When, in the nineteenth century, cities started growing rapidly, the amounts of cattle increased as well. Herds blocked the increasing urban traffic and defecated in the streets, together with the horses needed for this traffic. Together with the waste left behind by the many human urban dwellers, the amount of dirt started to get out of hand - especially whilst politicians, doctors and social workers started to stress the importance of enough room, light and clean air for healthy subjects. The slaughtering of animals and the displaying of their severed body-parts led to more and more disgust of passers-by. In the ‘modern’ cities, there wasn’t room anymore for death and dirt, and the animals that were - at least partly - responsible had to be kept in the countryside, far from the clean and ‘human’ cities. Only the cute animals could stay, as long as they were kept in clearly demarcated and controlled spaces, as ‘pets’. Those who weren’t controlled were labelled ‘strays’ and cleared from the streets by specialised organisations.

At the same time, pigeon-breeding started to decrease. Artificial fertiliser facilitated and survived the modernisation of agriculture, making pigeon fertiliser no longer profitable. Pigeon meat disappeared from the menu: the new genetically modified chickens were better able increasing the supply and demand of meat to amounts never seen in history. And finally the carrier pigeon too became obsolete and replaced by advanced communication technologies.

Uncontrolled dependency

With the clearing of cities from animals, the modernisation of agriculture and the genetically controlling of whole populations of animals, the relation between humans and animals and cities and nature changed. With technological development, humans seemed to have conquered all non-human nature, at least in the cities and the countryside. Just then, the pigeons decided to challenge this seemingly self-evident hierarchy, unknowingly defying the artificial borders between city and nature, between wild and domestic.

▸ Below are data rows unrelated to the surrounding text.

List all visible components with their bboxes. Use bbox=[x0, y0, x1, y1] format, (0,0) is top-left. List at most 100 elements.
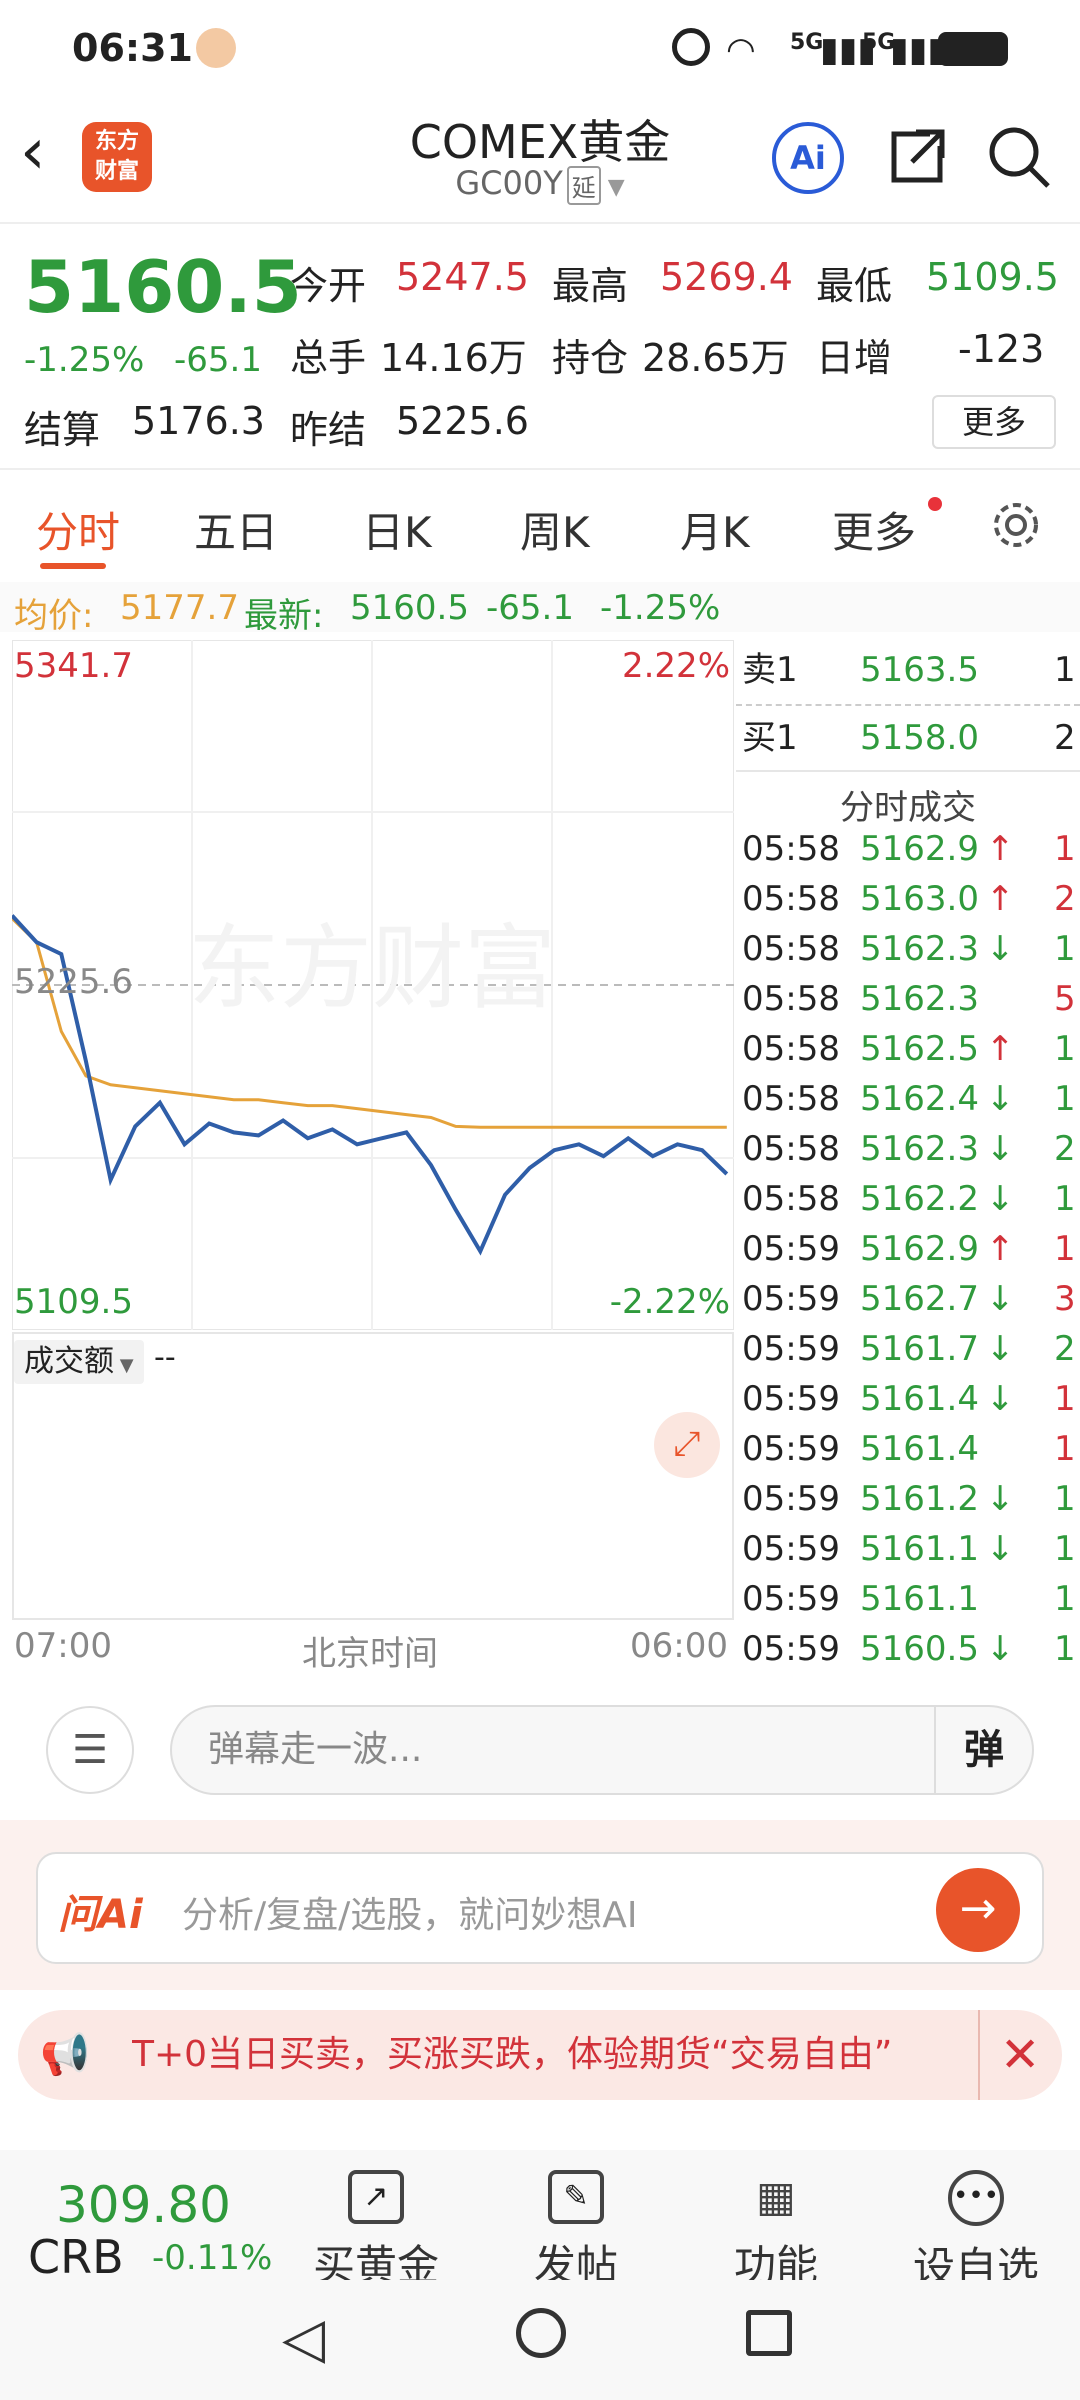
divider bbox=[0, 468, 1080, 470]
more-button[interactable]: 更多 bbox=[932, 395, 1056, 449]
change-pct: -1.25% bbox=[24, 340, 145, 380]
trade-direction-icon: ↓ bbox=[986, 1379, 1015, 1419]
trade-volume: 1 bbox=[1054, 1229, 1076, 1269]
trade-row: 05:59 5160.5 ↓ 1 bbox=[736, 1624, 1080, 1674]
nav-buy-gold[interactable]: ↗ 买黄金 bbox=[306, 2160, 446, 2293]
trade-time: 05:58 bbox=[742, 1079, 840, 1119]
close-icon[interactable]: ✕ bbox=[978, 2010, 1040, 2100]
trade-price: 5161.1 bbox=[860, 1579, 979, 1619]
open-value: 5247.5 bbox=[396, 255, 529, 299]
tab-weekly-k[interactable]: 周K bbox=[520, 499, 590, 560]
trade-row: 05:58 5162.9 ↑ 1 bbox=[736, 824, 1080, 874]
trade-direction-icon: ↑ bbox=[986, 879, 1015, 919]
intraday-chart[interactable]: 东方财富 5341.7 2.22% 5225.6 5109.5 -2.22% bbox=[12, 640, 734, 1330]
tab-intraday[interactable]: 分时 bbox=[36, 499, 120, 560]
oi-label: 持仓 bbox=[552, 336, 629, 380]
trade-row: 05:58 5162.2 ↓ 1 bbox=[736, 1174, 1080, 1224]
settle-label: 结算 bbox=[24, 408, 101, 452]
send-danmaku-button[interactable]: 弹 bbox=[934, 1707, 1032, 1793]
nav-post[interactable]: ✎ 发帖 bbox=[506, 2160, 646, 2293]
bid-label: 买1 bbox=[742, 718, 798, 758]
trade-time: 05:59 bbox=[742, 1629, 840, 1669]
tab-more[interactable]: 更多 bbox=[832, 499, 916, 560]
trade-volume: 1 bbox=[1054, 1379, 1076, 1419]
expand-icon[interactable]: ⤢ bbox=[654, 1412, 720, 1478]
settle-value: 5176.3 bbox=[132, 399, 265, 443]
volume-selector[interactable]: 成交额 ▼ bbox=[14, 1340, 144, 1384]
high-value: 5269.4 bbox=[660, 255, 793, 299]
trade-price: 5160.5 bbox=[860, 1629, 979, 1669]
trade-time: 05:59 bbox=[742, 1229, 840, 1269]
trade-volume: 3 bbox=[1054, 1279, 1076, 1319]
dropdown-icon: ▼ bbox=[600, 175, 625, 200]
system-recents-icon[interactable] bbox=[746, 2310, 792, 2356]
chat-bar: ☰ 弹幕走一波... 弹 bbox=[0, 1680, 1080, 1820]
prev-settle-label: 昨结 bbox=[290, 408, 367, 452]
trade-volume: 2 bbox=[1054, 1129, 1076, 1169]
trade-volume: 1 bbox=[1054, 1079, 1076, 1119]
trade-volume: 1 bbox=[1054, 1479, 1076, 1519]
trade-direction-icon: ↑ bbox=[986, 829, 1015, 869]
trade-time: 05:58 bbox=[742, 1129, 840, 1169]
trade-volume: 1 bbox=[1054, 929, 1076, 969]
trade-direction-icon: ↓ bbox=[986, 1279, 1015, 1319]
trade-price: 5162.3 bbox=[860, 929, 979, 969]
latest-value: 5160.5 bbox=[350, 588, 469, 628]
promo-text: T+0当日买卖，买涨买跌，体验期货“交易自由” bbox=[132, 2034, 893, 2075]
settings-gear-icon[interactable] bbox=[988, 497, 1044, 553]
system-home-icon[interactable] bbox=[516, 2308, 566, 2358]
trade-direction-icon: ↓ bbox=[986, 1529, 1015, 1569]
wifi-icon: ◠ bbox=[726, 30, 756, 70]
crb-index-widget[interactable]: 309.80 CRB -0.11% bbox=[28, 2150, 288, 2284]
low-value: 5109.5 bbox=[926, 255, 1059, 299]
quote-panel: 5160.5 -1.25% -65.1 今开 5247.5 最高 5269.4 … bbox=[0, 225, 1080, 465]
chat-settings-icon[interactable]: ☰ bbox=[46, 1706, 134, 1794]
megaphone-icon: 📢 bbox=[40, 2032, 90, 2078]
share-icon[interactable] bbox=[886, 124, 950, 188]
ai-input[interactable]: 问Ai 分析/复盘/选股，就问妙想AI → bbox=[36, 1852, 1044, 1964]
trade-row: 05:59 5161.4 ↓ 1 bbox=[736, 1374, 1080, 1424]
ai-button[interactable]: Ai bbox=[772, 122, 844, 194]
trade-row: 05:58 5162.3 ↓ 1 bbox=[736, 924, 1080, 974]
more-dots-icon: ••• bbox=[948, 2170, 1004, 2226]
last-price: 5160.5 bbox=[24, 245, 302, 329]
trade-price: 5162.7 bbox=[860, 1279, 979, 1319]
ai-submit-button[interactable]: → bbox=[936, 1868, 1020, 1952]
tab-daily-k[interactable]: 日K bbox=[362, 499, 432, 560]
divider bbox=[736, 704, 1080, 706]
tab-monthly-k[interactable]: 月K bbox=[680, 499, 750, 560]
promo-banner[interactable]: 📢 T+0当日买卖，买涨买跌，体验期货“交易自由” ✕ bbox=[18, 2010, 1062, 2100]
trade-volume: 1 bbox=[1054, 1029, 1076, 1069]
grid-icon: ▦ bbox=[756, 2172, 796, 2221]
system-back-icon[interactable]: ◁ bbox=[282, 2306, 325, 2371]
delay-tag: 延 bbox=[566, 165, 601, 205]
trade-time: 05:59 bbox=[742, 1379, 840, 1419]
edit-icon: ✎ bbox=[548, 2170, 604, 2224]
trade-row: 05:59 5161.4 1 bbox=[736, 1424, 1080, 1474]
nav-functions[interactable]: ▦ 功能 bbox=[706, 2160, 846, 2293]
volume-selector-label: 成交额 bbox=[24, 1344, 114, 1379]
trade-time: 05:58 bbox=[742, 1179, 840, 1219]
trade-direction-icon: ↑ bbox=[986, 1229, 1015, 1269]
trade-price: 5162.9 bbox=[860, 1229, 979, 1269]
tab-five-day[interactable]: 五日 bbox=[194, 499, 278, 560]
trade-price: 5161.4 bbox=[860, 1429, 979, 1469]
chart-icon: ↗ bbox=[348, 2170, 404, 2224]
trade-row: 05:59 5162.9 ↑ 1 bbox=[736, 1224, 1080, 1274]
trade-volume: 1 bbox=[1054, 829, 1076, 869]
ask-row: 卖1 5163.5 1 bbox=[736, 640, 1080, 700]
trade-price: 5162.5 bbox=[860, 1029, 979, 1069]
contract-code-text: GC00Y bbox=[455, 164, 563, 202]
search-icon[interactable] bbox=[986, 124, 1052, 190]
bid-volume: 2 bbox=[1054, 718, 1076, 758]
signal-tag-1: 5G bbox=[790, 30, 824, 55]
notification-dot bbox=[928, 497, 942, 511]
latest-change: -65.1 bbox=[486, 588, 574, 628]
volume-panel: 成交额 ▼ -- ⤢ bbox=[12, 1332, 734, 1620]
nav-add-watchlist[interactable]: ••• 设自选 bbox=[906, 2160, 1046, 2295]
chat-input[interactable]: 弹幕走一波... bbox=[170, 1705, 1034, 1795]
trade-direction-icon: ↓ bbox=[986, 1479, 1015, 1519]
change-value: -65.1 bbox=[174, 340, 262, 380]
trade-row: 05:59 5161.2 ↓ 1 bbox=[736, 1474, 1080, 1524]
trades-title: 分时成交 bbox=[736, 770, 1080, 829]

What’s the use of our technological development, with which we made our environment so predictable, if a grey-feathered bird so easily escapes its grasp? Effortlessly, she ignores the boundaries we humans drew or thought to have drawn around us and our cities. By using our building for shelter, by eating our left-overs, pigeons became dependent upon us, but without us agreeing or being able to set the terms for this new relationship: it was an unforeseen and most of all uncontrollable dependency. And it was this feeling of loss of control that made humans scared; the fact that the birds like to roam in flocks certainly didn’t help. It evoked feelings of unease and annoyance, invading our human sphere to steal our garbage and spread who-knows-what kind of eerie diseases. Other animals in the city had been given a clear space and role, an identity to which they kept: loyal dogs on leashes, fluffy cats who came home for dinner, cute rabbits in cages, colourful birds who could be lured to cute bird-houses or where at least nice to look at and listen to. Pigeons, however, escaped all these categories and functions, paving the way for new concerns about dirt and disease.

Pigeons fall between most human categorisations. As free-roaming, once domesticated species, involved in an uncontrollable relation of dependence with humans, they are hard to place on either side of the city-nature boundary. Neither domesticated nor belonging to wildlife, the bird challenges those human-imposed categories, maybe even showing that they were never really any good in the first place.

Bibliography

Best, Joel, 'Constructing animal species as social problems’, Sociology Compass 12 (2018).

Jerolmack, Colin, 'How pigeons became rats. The cultural-spatial logic of problem animals’, Social Problems 55 (2008) 72-94.

Skandari, Zina, Sébastien Lepetz and Anne-Caroline Prévot-Julliard, ‘Nuisance species. Beyond the ecological perspective’, Ecological Processes 3 (2014).

Wischermann, Clemens, Aline Steinbrecher and Philip Howell eds., Animal history in the modern city. Exploring liminality (London 2018).